[DIS FLAVIE] C'est quoi le crowdfunding (financement participatif)?

[DIS FLAVIE] C'est quoi le crowdfunding (financement participatif)?
Le crowdfunding, ou financement participatif, est un phénomène récent mais paradoxalement très répandu et démocratisé. Importé en France il y a environ 5 ans, le financement participatif touche désormais tous les donateurs potentiels mais surtout tous les types de porteurs de projets. Voyage humanitaire, mécénat culturel, financement d'une boutique ou d'un foodtruck, édition et production... Les projets sont si nombreux qu'il existe désormais des plates-formes pour vous aider à choisir votre plate-forme de crowdfunding.


« Depuis huit ans que le crowdfunding existe, plus d’un million de Français ont financé les rêves des autres » pouvait -on lire dans Le Monde il y a quelques jours. Encouragé par Fleur Pellerin à la fin de l'année, le crowdfunding est de plus en plus encadré et régulé, qu'il s'agisse de financement des start-ups ou de montants investis.

Le financement participatif touche de plus en plus de projets, qu'ils concernent du mécénat ou qu'ils soient conçus comme une micro levée de fonds pour des aventures ou des projets d'entreprises. Il existe plusieurs types de plate-formes de crowdfunding, et celles-ci peuvent être généralistes ou se concentrer sur un champ d'intervention spécifique. Il y a les pionnières My Major Company en 2007, Ulule et Kiss Kiss Bank Bank en 2010 et les nouvelles (souvent spécialisées) comme Dartagnans pour les projets culturels ou Arizuka pour les projets d'intérêt général.

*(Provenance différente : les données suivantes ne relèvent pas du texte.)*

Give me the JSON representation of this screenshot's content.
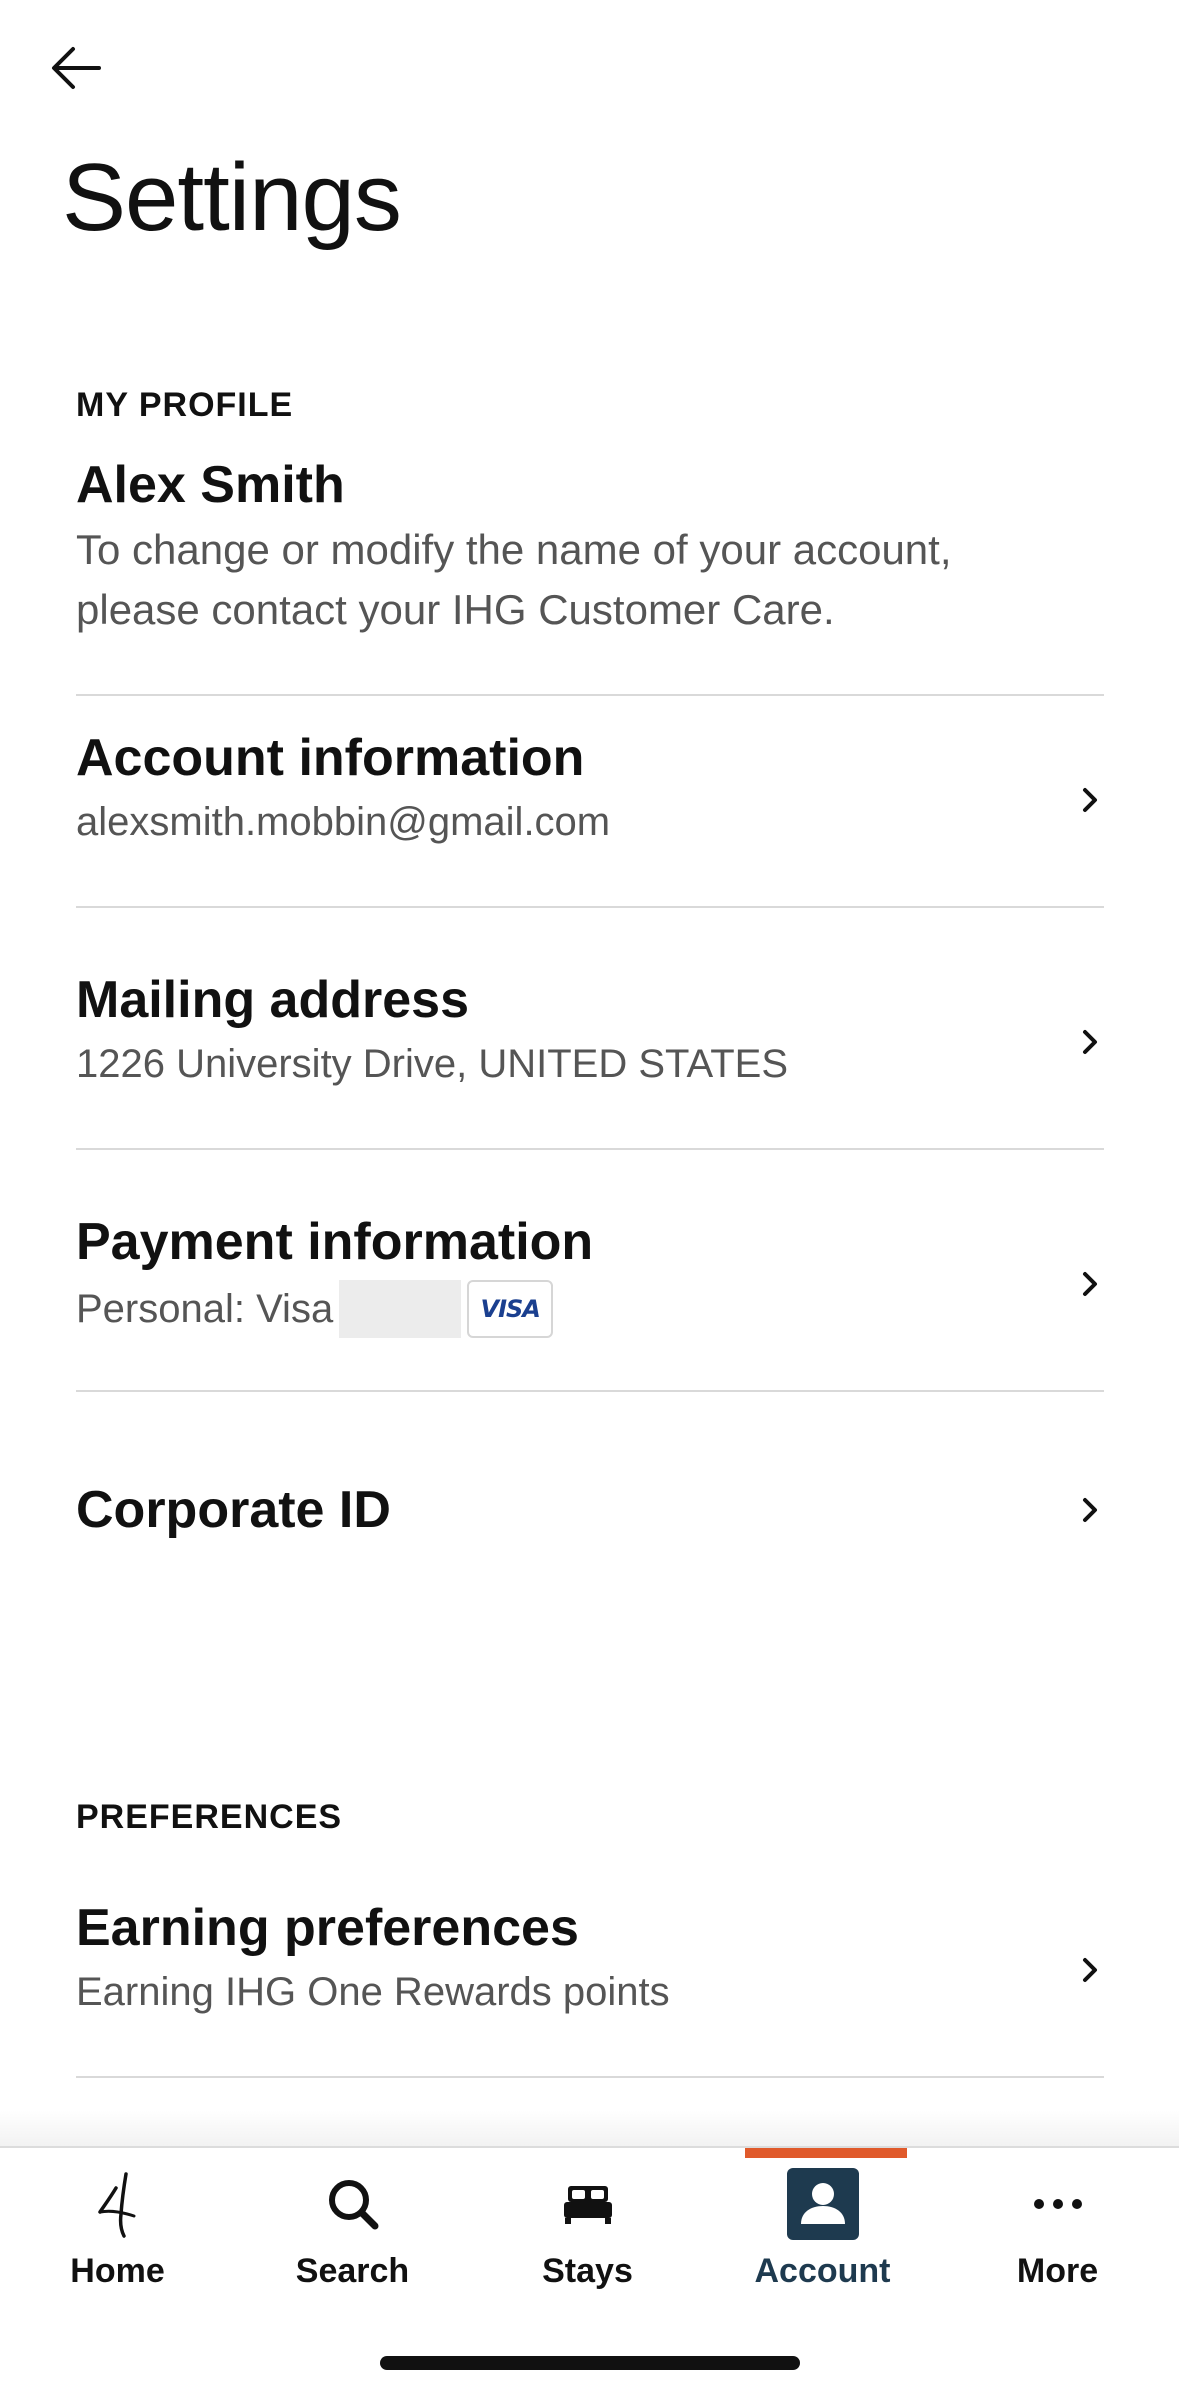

De plus en plus d'institutions développent leur propre outil et se lance dans des campagnes de levée de fonds qui rivalisent avec le professionnalisme des plate-formes dont c'est le cœur de métier. Affiches, emailing, plate-forme dédiée, Tous mécènes du Louvre est un excellent exemple de ce crowdfunding à grande échelle et à grands moyens, le musée d'Orsay a également lancé une campagne pour un tableau de Courbet à la fin de l'année dernière. Des institutions de taille moindre se lance aussi dans l'aventure avec succès, le théâtre de l'Odéon ou le CMN par exemple.

Le donateur est acteur : il choisit son montant, ses contreparties, il peut suivre le projet et en découvre d'autres. L'autre ressource intelligente du crowdfunding, c'est la motivation que mettent les porteurs de projet à faire leur communication et à valoriser leurs projets. Parce que cet entrain est communicatif et permet un effet boule de neige, chaque projet voulant être plus visible que son voisin.

Le crowdfunding est devenu culturel en France, il est entré dans les mœurs. Le donateur sort souvent du spectre du don défiscalisable ou de l'intérêt pour les contreparties. Il entre parfois dans un autre calcul, celui du jeu et du défi, certains devenant de véritable dénicheurs de projets à succès. Et ce que l'on peut souligner, sans doute parce que ce n'est pas si courant, c'est la nature démocratique, participative et citoyenne de ce système qui permet à un très grand nombre de participer et d'avoir accès aux projets. De l'autre côté du miroir, même si des opérations de crowdfunding échouent, parce qu'il n'y a pas de baguette magique en fundraising, on imagine l'élan porteur de ce financement par la foule et de ce coup de projecteur sur un projet qui se réalise grâce à des milliers d'inconnus.  

L'eldorado du « financement par la foule » ne s'essoufle pas, se propageant des artistes aux instutions publiques en passant par les particluiers et les entrepreneur. Certains le critiquent et le qualifient de "quête", remettant en cause, parfois avec justesse, la nécessité de faire financer ses projets par des particuliers ou des étrangers, mais ils ne font pas le poids médiatique et financier face au succès de cette révolution digitale.